M. Roland Ries, rapporteur. - L'amendement n°5 porte sur le volet numérique, dont le mécanisme d'interconnexion doit être précisé.

L'amendement n °5 est adopté.

M. Roland Ries, rapporteur. - L'amendement n° 6 tend à éviter le financement par de multiples guichets, voire par des vases communicants.

L'amendement n° 6 est adopté.

M. Roland Ries, rapporteur. - Si l'amendement n° 7 est adopté, la résolution limitera le MIE en matière de télécommunications à la modernisation d'infrastructures constituant un réel enjeu pour chaque État membre et ne faisant pas encore l'objet d'interventions publiques. Je pense notamment aux réseaux de collecte régionaux desservant des territoires locaux, dont l'équipement en fibre optique est indispensable à une transition vers le très haut débit.

Je souhaite que l'on n'en reste pas à la dorsale, car il faut irriguer en profondeur tout le territoire.

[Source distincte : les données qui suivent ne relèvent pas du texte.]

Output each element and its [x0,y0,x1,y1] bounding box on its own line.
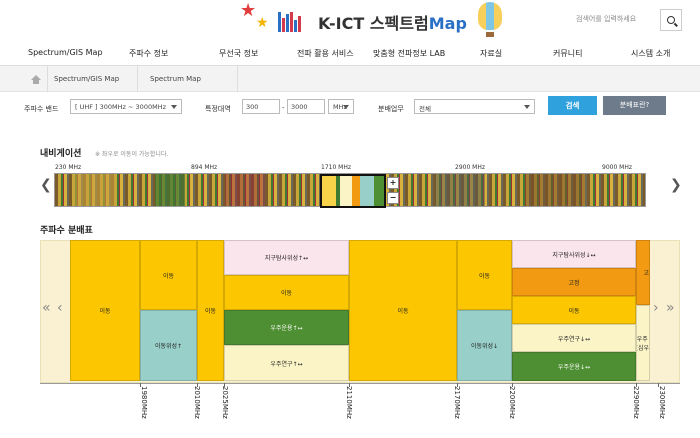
range-to-input[interactable]: 3000 [287,99,325,114]
alloc-cell[interactable]: 우주 (심우 [636,305,650,381]
alloc-cell[interactable]: 이동 [140,240,197,310]
nav-right-arrow-icon[interactable]: ❯ [670,177,682,193]
range-from-input[interactable]: 300 [242,99,280,114]
nav-frequency-info[interactable]: 주파수 정보 [129,48,168,59]
nav-tick: 1710 MHz [321,164,352,171]
alloc-cell[interactable]: 이동 [197,240,224,381]
search-button[interactable] [660,9,682,31]
window-band [374,176,384,206]
alloc-cell[interactable]: 우주연구↓↔ [512,324,636,352]
freq-label: 2010MHz [193,386,201,419]
window-band [340,176,352,206]
nav-left-arrow-icon[interactable]: ❮ [40,177,52,193]
nav-system-intro[interactable]: 시스템 소개 [631,48,670,59]
filter-bar: 주파수 밴드 [ UHF ] 300MHz ~ 3000MHz 특정대역 300… [0,96,700,120]
band-select-value: [ UHF ] 300MHz ~ 3000MHz [75,103,166,111]
alloc-cell[interactable]: 이동 [224,275,349,310]
nav-community[interactable]: 커뮤니티 [553,48,582,59]
chevron-down-icon [171,105,177,109]
nav-tick: 9000 MHz [602,164,633,171]
home-button[interactable] [24,66,48,92]
nav-custom-lab[interactable]: 맞춤형 전파정보 LAB [373,48,445,59]
allocation-help-button[interactable]: 분배표란? [603,96,666,115]
alloc-cell[interactable]: 고 [636,240,650,305]
range-separator: - [282,104,285,112]
alloc-cell[interactable]: 고정 [512,268,636,296]
alloc-cell[interactable]: 지구탐사위성↓↔ [512,240,636,268]
home-icon [30,74,41,84]
service-label: 분배업무 [378,105,404,113]
alloc-cell[interactable]: 우주운용↓↔ [512,352,636,381]
star-icon: ★ [240,0,257,21]
band-select[interactable]: [ UHF ] 300MHz ~ 3000MHz [70,99,182,114]
double-right-arrow-icon[interactable]: » [666,300,675,316]
range-label: 특정대역 [205,105,231,113]
navigation-title: 내비게이션 [40,149,82,159]
service-select[interactable]: 전체 [414,99,535,114]
search-icon [667,16,675,24]
alloc-cell[interactable]: 이동 [349,240,457,381]
alloc-cell[interactable]: 이동 [70,240,140,381]
nav-radio-services[interactable]: 전파 활용 서비스 [297,48,354,59]
allocation-title: 주파수 분배표 [40,226,93,236]
chevron-down-icon [343,105,349,109]
strip-band [435,174,485,206]
allocation-table: « ‹ 이동 이동 이동위성↑ 이동 지구탐사위성↑↔ 이동 우주운용↑↔ 우주… [40,240,680,423]
strip-band [75,174,115,206]
right-arrow-icon[interactable]: › [653,300,659,316]
alloc-cell[interactable]: 우주운용↑↔ [224,310,349,345]
breadcrumb-level1[interactable]: Spectrum/GIS Map [48,66,138,92]
window-band [352,176,360,206]
strip-band [225,174,265,206]
nav-tick: 894 MHz [191,164,218,171]
freq-label: 2200MHz [508,386,516,419]
alloc-cell[interactable]: 이동 [512,296,636,324]
logo-text: K-ICT 스펙트럼Map [318,14,467,33]
zoom-in-button[interactable]: + [387,177,399,189]
nav-archive[interactable]: 자료실 [480,48,502,59]
nav-tick: 230 MHz [55,164,82,171]
site-header: ★ ★ K-ICT 스펙트럼Map 검색어를 입력하세요 [0,0,700,42]
nav-station-info[interactable]: 무선국 정보 [219,48,258,59]
frequency-axis [40,383,680,423]
balloon-icon [478,2,502,30]
navigation-hint: ※ 좌우로 이동이 가능합니다. [95,151,169,158]
double-left-arrow-icon[interactable]: « [42,300,51,316]
zoom-out-button[interactable]: − [387,192,399,204]
breadcrumb: Spectrum/GIS Map Spectrum Map [0,66,700,92]
unit-select[interactable]: MHz [328,99,354,114]
service-select-value: 전체 [419,105,431,113]
freq-label: 1980MHz [140,386,148,419]
allocation-help-label: 분배표란? [619,101,650,109]
left-arrow-icon[interactable]: ‹ [57,300,63,316]
star-icon: ★ [256,15,269,31]
freq-label: 2110MHz [345,386,353,419]
alloc-cell[interactable]: 이동위성↑ [140,310,197,381]
window-band [360,176,374,206]
band-label: 주파수 밴드 [24,105,59,113]
main-navigation: Spectrum/GIS Map 주파수 정보 무선국 정보 전파 활용 서비스… [0,42,700,66]
search-input[interactable]: 검색어를 입력하세요 [576,14,636,24]
nav-tick: 2900 MHz [455,164,486,171]
nav-spectrum-gis-map[interactable]: Spectrum/GIS Map [28,48,103,57]
breadcrumb-level2[interactable]: Spectrum Map [138,66,238,92]
window-band [322,176,336,206]
alloc-cell[interactable]: 이동 [457,240,512,310]
balloon-basket [486,32,494,37]
freq-label: 2025MHz [221,386,229,419]
alloc-cell[interactable]: 우주연구↑↔ [224,345,349,381]
navigator-selection-window[interactable] [320,174,386,208]
alloc-cell[interactable]: 지구탐사위성↑↔ [224,240,349,275]
freq-label: 2170MHz [453,386,461,419]
strip-band [525,174,585,206]
search-submit-button[interactable]: 검색 [548,96,597,115]
freq-label: 2290MHz [632,386,640,419]
freq-label: 2300MHz [658,386,666,419]
chevron-down-icon [524,105,530,109]
strip-band [155,174,185,206]
alloc-cell[interactable]: 이동위성↓ [457,310,512,381]
logo-bars-icon [278,12,310,32]
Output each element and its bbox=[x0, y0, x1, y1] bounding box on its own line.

L'amendement n° 7 est adopté.

TABLEAU DES SORTS

Texte de la proposition de résolution européenne

Auteur

Objet

Sort de l'amendement

M. RIES, rapporteur

1

Encadrement du pouvoir de modification par la Commission européenne de la liste des projets d'intérêt commun.

Adopté

M. RIES, rapporteur

2

Évaluation, au plus tard fin 2013, de la pertinence des " exigences " posées pour le réseau global et le réseau central de transport, en vue d'une adaptation éventuelle aux contraintes pesant sur les États-membres.

Adopté

M. RIES, rapporteur

3

Saisine pour avis des parlements nationaux des plans de développement de corridors les concernant.

Adopté

M. RIES, rapporteur

4

Prise en compte, lors de la définition des projets d'intérêt commun, des besoins nationaux en matière de réseaux d'électricité ainsi que de l'impact de leur réalisation.

Adopté

M. RIES, rapporteur

5

Précision des projets soutenus dans le cadre du volet " numérique " du mécanisme pour l'interconnexion en Europe.

Adopté

M. RIES, rapporteur

6

Priorité donnée aux projets du volet " numérique " ayant une dimension véritablement transeuropéenne ne faisant pas déjà l'objet d'autres soutiens communautaires.

Adopté

M. RIES, rapporteur

7

Éligibilité au soutien par le mécanisme pour l'interconnexion en Europe des projets d'amélioration des réseaux de collecte établis au niveau régional pour la desserte de territoires locaux en très haut débit.

Adopté

La proposition de résolution européenne est adoptée dans la rédaction issue des travaux de la commission.